Abstract: Transfection is a widely used method in molecular biology for the introduction of foreign nucleic acids (DNA or RNA) into eukaryotic cells that permits to control intracellular processes, i.e. the induction or inhibition of protein expression. Nucleic acids alone cannot penetrate the cell membrane, therefore special carriers like cationic polymers or inorganic nanoparticles are required. Single-shell and multi-shell calcium phosphate nanoparticles were prepared and functionalized with DNA and siRNA. Thereby, the expression of enhanced green fluorescing protein (EGFP) can be induced (by using pcDNA3-EGFP) or silenced (by using siRNA).
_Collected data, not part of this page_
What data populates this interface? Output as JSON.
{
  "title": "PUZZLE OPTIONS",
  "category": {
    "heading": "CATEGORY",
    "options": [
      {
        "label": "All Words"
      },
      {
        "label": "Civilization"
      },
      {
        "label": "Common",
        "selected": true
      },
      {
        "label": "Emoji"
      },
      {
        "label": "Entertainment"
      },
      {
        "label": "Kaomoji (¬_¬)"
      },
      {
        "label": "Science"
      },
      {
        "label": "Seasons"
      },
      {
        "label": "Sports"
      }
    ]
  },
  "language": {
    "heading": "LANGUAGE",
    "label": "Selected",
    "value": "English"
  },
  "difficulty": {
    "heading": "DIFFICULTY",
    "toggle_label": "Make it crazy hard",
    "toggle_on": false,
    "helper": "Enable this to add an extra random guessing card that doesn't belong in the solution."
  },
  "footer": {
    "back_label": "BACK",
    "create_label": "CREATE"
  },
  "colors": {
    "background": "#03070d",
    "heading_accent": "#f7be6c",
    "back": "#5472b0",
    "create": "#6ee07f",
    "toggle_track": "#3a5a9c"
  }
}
The single-shell nanoparticles were prepared by rapid mixing of aqueous solutions of calcium nitrate and diammonium hydrogen phosphate. The multi-shell nanoparticles were produced by adding further layers of calcium phosphate and DNA to protect DNA from the intracellular degradation by endonucleases. The size of the nanoparticles according to dynamic light scattering and electron microscopy was up to 100 nm with a zeta potential around −30 mV. The transfection efficiency of the nanoparticles was tested in vitro in cell culture.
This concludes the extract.